Belajar Empati Melalui Media Sosial
03.07
Di era globalisasi ini, seakan-akan semua
masyarakat di dunia dengan mudah bisa tersambung menjadi satu melalui teknologi
internet. Melalui teknologi ini pula, setiap individu di belahan dunia bagian
manapun mampu membagi ide, bekerjasama, dan berkolaborasi untuk menciptakan kreasi,
berpikir, berdebat, menemukan orang yang bisa menjadi teman baik, menemukan
pasangan, dan membangun sebuah komunitas lewat media sosial.
Pesatnya perkembangan media sosial
akhir-akhir ini dikarenakan semua orang seakan bisa memiliki medianya sendiri.
Sejak populernya media sosial, kita seolah tak lagi sungkan membagikan
momen-momen kehidupan pribadi ke ruang publik. Media sosial memberi ruang
bagi kita untuk menunjukkan diri dan juga ada "penontonnya".
Dalam ber-media sosial, kita bebas
menciptakan, mengkreasikan, menuliskan, maupun membagikan konten yang kita mau.
Kebebasan ini pun seringkali memunculkan keinginan aktualisasi diri
dan kebutuhan untuk menciptakan personal branding. Barang-barang bagus,
lokasi liburan mewah, hingga makanan mahal di restoran eksklusif yang kerap di
posting seseorang melalui media sosial yang dianggap sebagai pelengkap
kepribadian.
Sebagian orang menyebut kebiasaan senang
posting kehidupan pribadi, termasuk barang-barang yang kita punyai, sebagai
perilaku pamer dan narsistik. Di lain pihak, banyak juga orang yang menganggap
sah-sah saja kita mengekspos kehidupan pribadinya di akun miliknya.
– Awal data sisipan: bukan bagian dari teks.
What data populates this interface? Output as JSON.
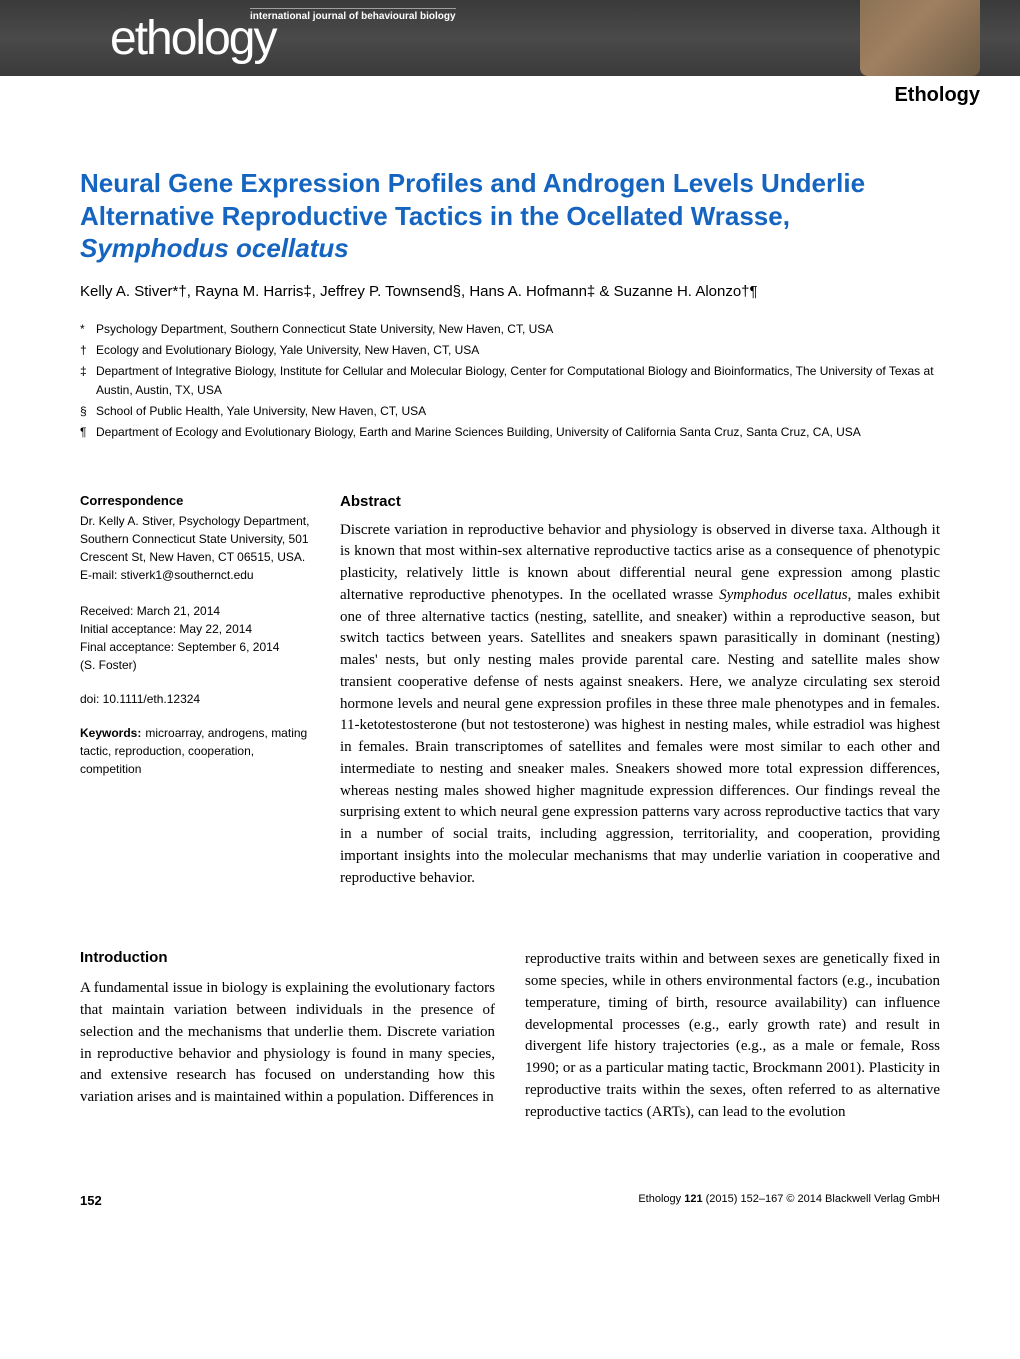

Fenomena seperti ini ditangkap oleh dunia
bisnis sebagai ladang untuk mencari keuntungan sebanyak-banyaknya. Para pelaku
bisnis menawarkan produk-produk yang dikemas dengan branding sebagai gaya hidup
modern dan kemudian melahirkan perilaku konsumtif dari para pengguna media
sosial sebagai sasarannya.
Padahal jika dicermati lebih jelas,
terkadang aktualisasi diri dan personal branding yang ingin kita ciptakan dan
tunjukkan kepada publik seringkali berlebihan. Banyak hal-hal yang tidak
berfaedah dan tidak memiliki manfaat skala panjang hanya untuk memuaskan
kesenangan semata.
Seandainya kita mau melihat sekeliling,
masih banyak orang-orang yang lebih membutuhkan, dan cara kita menghamburkan
uang hanya untuk mendapatkan pengakuan dari orang lain adalah hal yang sia-sia.
Masih banyak orang-orang yang kelaparan
di pinggir jalan. Mereka yang bekerja seharian, tapi masih tidak ada uang untuk
makan keesokan harinya. Mereka yang tidak pernah libur membanting tulang karena
khawatir tidak bisa membiayai pendidikan anaknya. Mereka yang hanya bisa
membeli barang-barang bekas dan tidak layak untuk digunakan sehari-hari.
Seandainya kita bisa lebih melek terhadap
keadaan sekitar, melihat mereka yang kekurangan dan masih saja tidak lelah
untuk bekerja demi bertahan hidup. Mereka yang hidupnya tidak seberuntung kita.
Miris ketika mereka yang dalam keadaan
susah melihat postingan yang kita bagikan ketika menghambur-hamburkan uang di
media sosial. Ketika kita sibuk meng-aktualisasikan diri dan berusaha mengikuti
gaya hidup ‘yang katanya’ modern. Padahal jika uang dan barang yang kita
hamburkan bisa bernilai lebih berharga jika digunakan oleh mereka.
Mulai dari sekarang hendaknya kita lebih
berpikir serta bertindak cermat dalam memposting atau membagikan konten di
media sosial. Mengedepankan empati, bukan sekedar gengsi.
Mencoba untuk menahan diri agar tidak
terjebak dalam arus gaya hidup kekinian. Mencoba untuk lebih peka terhadap
sesama. Mencoba untuk melihat realita di sekeliling kita. Masih banyak
orang-orang yang membutuhkan bantuan kita. Selain sebagai pengingat betapa
beruntungnya nasib kita, sekaligus menjadi langkah awal untuk rajin bersedekah.
Dimulai dari diri sendiri, menyisihkan
sebagian rezeki dan berbagi. Bukankah menyebarkan kebahagiaan kepada sesama terasa
lebih indah daripada hanya memuaskan nafsu semata?